Bahkan dari kalangan Islam tersebar isyu penyerangan terhadap gedung WTC adalah aksi pengkhianatan oleh Bush sebagai titik mencari peluang menuju perang yang lebih besar, di karenakan sebuah isyu perang dingin antara Islam dan barat setelah hancurnya Komunisme, di karenakan Islam di anggap mebahayakan selain dari golongan komunisme. Kemungkinan isyu perang dingin inilah titik awal tragedi WTC.
DAlam memahami perang dingin ini, secara resmi Islam tidak pernah perang dengan siapapun, kecuali kekafiran, yang mana penuduhan kekafiran tidaklah boleh di timpakan begitu saja terhadap kelompok tertentu di dunia ini. Tentu lebih lengkapnya ada ajaran “melawan dan memerangi tindak ketidak adilan di muka bumi” dari setiap agama yang ada, Karena penjajahan adalah hal yang harus di tentang, dan di lenyapkan dari muka bumi.
Untuk memahami film “fitna” sebagai film anti terorisme, film ini terlalu memojokkan Islam yang sebenarnya Islam adalah terdiri dari berbagai macam golongan dan tingkatan dalam memahami ayat-ayat yang terdapat dalam Al-quran yaitu 6666 ayat dan pula ribuan hadist yang ada. Maka film “Fitna” di anggap sekedar fitnahan terhadap Islam karena memuat ayat-ayat dari Al-quran, sementara dari kalangan Islam sendiri belum di jelaskan siapa pelaku teror yang ada, akankah aksi teror ini ada dalam agenda organisasi resmi Islam OKI?
Dalam menyikapi film ‘fitna’ film ini adalah versi Wilder yang telah ia edit untuk sebuah kepentingan yang tentu belum jelas, akankah sekedar documenter untuk pribadi atau umum? Nah jika untuk umum pun tidak jelas pula tujuannya akankah documenter itu sebagi kritik terhadap pemahaman ayat oleh kalangan Islam ataukah bermaksud tertentu. Secara moral dalam pembuatan karya terntu sangat di butuhkan pengantar sehingga di ketahui maksud dan tujuan dari sebuah karya.
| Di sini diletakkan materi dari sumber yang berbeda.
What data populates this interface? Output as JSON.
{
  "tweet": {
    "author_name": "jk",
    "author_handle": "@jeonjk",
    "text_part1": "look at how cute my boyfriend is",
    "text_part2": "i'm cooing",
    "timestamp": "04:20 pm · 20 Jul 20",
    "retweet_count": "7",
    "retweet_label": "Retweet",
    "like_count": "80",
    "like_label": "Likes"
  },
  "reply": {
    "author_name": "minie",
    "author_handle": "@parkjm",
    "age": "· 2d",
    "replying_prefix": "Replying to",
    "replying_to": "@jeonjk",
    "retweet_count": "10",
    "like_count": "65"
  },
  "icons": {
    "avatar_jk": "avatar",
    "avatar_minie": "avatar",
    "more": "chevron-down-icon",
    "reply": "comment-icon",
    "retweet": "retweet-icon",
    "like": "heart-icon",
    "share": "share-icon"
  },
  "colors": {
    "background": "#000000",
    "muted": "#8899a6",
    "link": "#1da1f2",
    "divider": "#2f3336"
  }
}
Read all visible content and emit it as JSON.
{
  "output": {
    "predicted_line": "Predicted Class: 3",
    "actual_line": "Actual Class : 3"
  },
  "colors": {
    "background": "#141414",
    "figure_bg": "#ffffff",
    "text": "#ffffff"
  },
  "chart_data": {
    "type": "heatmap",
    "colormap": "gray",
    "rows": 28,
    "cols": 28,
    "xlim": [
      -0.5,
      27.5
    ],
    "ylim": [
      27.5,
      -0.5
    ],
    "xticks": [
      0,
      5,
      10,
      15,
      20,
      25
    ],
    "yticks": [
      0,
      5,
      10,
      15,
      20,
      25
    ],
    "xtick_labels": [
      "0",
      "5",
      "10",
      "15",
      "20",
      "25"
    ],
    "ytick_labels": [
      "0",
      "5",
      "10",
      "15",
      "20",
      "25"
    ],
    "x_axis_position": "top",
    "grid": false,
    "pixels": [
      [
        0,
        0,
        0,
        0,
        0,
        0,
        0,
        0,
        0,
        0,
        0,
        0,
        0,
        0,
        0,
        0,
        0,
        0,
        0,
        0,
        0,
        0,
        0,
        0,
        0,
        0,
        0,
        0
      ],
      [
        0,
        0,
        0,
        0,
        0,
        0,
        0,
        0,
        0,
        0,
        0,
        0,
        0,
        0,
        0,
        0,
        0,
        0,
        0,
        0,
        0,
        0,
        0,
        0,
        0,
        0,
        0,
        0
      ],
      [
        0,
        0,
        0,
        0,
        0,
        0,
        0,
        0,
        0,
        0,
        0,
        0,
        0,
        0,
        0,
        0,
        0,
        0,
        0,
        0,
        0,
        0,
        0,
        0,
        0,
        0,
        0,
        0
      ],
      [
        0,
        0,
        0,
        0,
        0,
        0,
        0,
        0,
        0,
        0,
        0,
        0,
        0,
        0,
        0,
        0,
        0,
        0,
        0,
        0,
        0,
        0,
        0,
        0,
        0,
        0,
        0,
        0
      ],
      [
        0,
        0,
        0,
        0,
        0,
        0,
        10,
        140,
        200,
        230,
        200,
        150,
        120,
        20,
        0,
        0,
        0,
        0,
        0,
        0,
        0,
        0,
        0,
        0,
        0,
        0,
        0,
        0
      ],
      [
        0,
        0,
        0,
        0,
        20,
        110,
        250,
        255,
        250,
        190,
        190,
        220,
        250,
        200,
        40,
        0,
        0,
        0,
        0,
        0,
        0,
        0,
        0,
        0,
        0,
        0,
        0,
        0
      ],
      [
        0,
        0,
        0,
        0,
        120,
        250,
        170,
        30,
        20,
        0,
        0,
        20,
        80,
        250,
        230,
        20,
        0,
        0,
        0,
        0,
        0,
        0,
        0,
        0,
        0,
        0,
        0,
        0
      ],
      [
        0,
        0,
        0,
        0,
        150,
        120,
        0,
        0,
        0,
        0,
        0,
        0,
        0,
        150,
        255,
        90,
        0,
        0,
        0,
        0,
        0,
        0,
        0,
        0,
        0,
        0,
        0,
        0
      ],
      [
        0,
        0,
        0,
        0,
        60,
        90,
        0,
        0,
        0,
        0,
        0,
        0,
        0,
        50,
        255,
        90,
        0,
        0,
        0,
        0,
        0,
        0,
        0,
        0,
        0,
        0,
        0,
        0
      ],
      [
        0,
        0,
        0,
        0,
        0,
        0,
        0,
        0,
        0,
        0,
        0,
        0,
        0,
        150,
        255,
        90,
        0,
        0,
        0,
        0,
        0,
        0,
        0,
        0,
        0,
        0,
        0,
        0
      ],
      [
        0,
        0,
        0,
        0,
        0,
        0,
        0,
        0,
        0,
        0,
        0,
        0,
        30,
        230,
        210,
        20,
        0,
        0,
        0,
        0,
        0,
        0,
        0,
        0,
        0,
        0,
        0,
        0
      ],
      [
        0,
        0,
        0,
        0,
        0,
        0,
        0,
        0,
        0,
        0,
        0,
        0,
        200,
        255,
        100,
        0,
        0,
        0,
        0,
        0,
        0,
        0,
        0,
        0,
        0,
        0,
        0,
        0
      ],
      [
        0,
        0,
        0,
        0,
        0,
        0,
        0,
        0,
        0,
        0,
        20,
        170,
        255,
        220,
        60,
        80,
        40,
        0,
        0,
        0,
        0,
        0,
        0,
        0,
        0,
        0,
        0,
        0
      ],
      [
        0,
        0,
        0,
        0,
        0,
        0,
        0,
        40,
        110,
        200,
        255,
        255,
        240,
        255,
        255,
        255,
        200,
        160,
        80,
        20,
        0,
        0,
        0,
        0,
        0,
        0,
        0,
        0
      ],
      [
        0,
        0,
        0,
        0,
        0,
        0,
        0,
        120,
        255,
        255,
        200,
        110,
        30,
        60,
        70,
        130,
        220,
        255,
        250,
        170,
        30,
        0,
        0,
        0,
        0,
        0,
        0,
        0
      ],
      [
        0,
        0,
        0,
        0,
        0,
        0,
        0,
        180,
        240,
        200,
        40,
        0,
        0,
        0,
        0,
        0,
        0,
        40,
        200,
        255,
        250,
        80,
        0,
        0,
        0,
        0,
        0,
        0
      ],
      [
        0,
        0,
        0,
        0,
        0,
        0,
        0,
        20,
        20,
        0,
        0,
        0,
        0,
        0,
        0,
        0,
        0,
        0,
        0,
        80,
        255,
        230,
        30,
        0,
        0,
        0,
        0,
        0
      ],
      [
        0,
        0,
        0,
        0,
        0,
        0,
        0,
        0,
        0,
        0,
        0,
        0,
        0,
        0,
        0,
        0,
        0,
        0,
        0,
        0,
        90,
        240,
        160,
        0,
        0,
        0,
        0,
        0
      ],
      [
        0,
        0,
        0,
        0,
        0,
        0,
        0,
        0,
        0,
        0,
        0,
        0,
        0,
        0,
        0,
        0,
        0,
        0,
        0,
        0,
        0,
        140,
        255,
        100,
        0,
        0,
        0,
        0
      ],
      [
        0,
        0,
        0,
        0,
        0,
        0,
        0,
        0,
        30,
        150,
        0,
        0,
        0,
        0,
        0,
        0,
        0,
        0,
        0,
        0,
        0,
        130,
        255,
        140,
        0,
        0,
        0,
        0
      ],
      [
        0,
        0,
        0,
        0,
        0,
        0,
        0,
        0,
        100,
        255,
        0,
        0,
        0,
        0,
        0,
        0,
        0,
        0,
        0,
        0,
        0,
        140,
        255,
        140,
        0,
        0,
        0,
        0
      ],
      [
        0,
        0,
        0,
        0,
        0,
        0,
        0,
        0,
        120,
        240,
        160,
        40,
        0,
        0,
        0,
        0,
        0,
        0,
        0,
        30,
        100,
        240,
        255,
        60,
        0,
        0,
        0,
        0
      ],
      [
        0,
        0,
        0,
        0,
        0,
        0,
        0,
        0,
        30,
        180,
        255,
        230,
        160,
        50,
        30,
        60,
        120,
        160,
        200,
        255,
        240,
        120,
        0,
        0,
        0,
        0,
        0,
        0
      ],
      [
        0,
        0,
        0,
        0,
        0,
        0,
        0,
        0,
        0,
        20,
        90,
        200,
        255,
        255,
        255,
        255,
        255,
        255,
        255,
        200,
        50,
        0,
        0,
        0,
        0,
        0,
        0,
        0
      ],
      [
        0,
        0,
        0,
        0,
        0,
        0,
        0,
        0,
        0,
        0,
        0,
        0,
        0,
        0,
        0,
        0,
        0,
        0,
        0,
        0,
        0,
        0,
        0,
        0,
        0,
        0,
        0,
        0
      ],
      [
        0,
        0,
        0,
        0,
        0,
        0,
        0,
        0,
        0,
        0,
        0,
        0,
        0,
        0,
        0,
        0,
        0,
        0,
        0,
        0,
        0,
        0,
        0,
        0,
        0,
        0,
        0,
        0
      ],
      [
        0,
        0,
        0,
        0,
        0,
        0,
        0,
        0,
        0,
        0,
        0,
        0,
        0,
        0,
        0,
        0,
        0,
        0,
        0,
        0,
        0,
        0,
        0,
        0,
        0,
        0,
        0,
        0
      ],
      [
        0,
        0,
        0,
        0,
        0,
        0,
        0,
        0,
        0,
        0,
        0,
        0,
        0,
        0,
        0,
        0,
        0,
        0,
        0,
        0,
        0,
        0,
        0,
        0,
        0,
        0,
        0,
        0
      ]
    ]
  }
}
Dalam harapan penulis semoga semua mendapat petunjuk untuk mendapati perdamaian dunia, dan hilangnya aksi teror di dunia ini yang sangat meresahkan, Islam adalah ajaran agama yang damai dan bukan ajaran agama untuk menjadi pengecut seperti aksi-aksi terorisme yang telah ada.
Semoga Wilder mempelajari agama Islam secara benar, bukan hanya mencari titik kelemahan dalam Islam, semoga mendapati petunjuk dalam mepelajari Islam, dan secara moral wilder akan terus menjadi orang anti terorisme adalah harus. Secara moral pula dalam mebuat film “fitna” wilder tetap harus melengkapi kekurangan dari karya itu, sebagaiman belum jelasnya maksud dan tujuan dari karya itu jika di peruntukkan untuk umum. Andai kata film itu adalah karya yang lemah akan kualitasnya sebagi sebuah karya maka tentu karya itu tidak pantas bagi orang-orang Islam atau umum. Jika film ini di akui kualitasnya oleh umum begitu saja dan terjadi pemusnahan terhadap seluruh muslimin di dunia ini, film ini akan lebih sebagi titik upaya melenyapkan seluruh umat Islam yang belum tentu bersalah/ dan setuju akan aksi-aksi teror yang ada. PEACE!!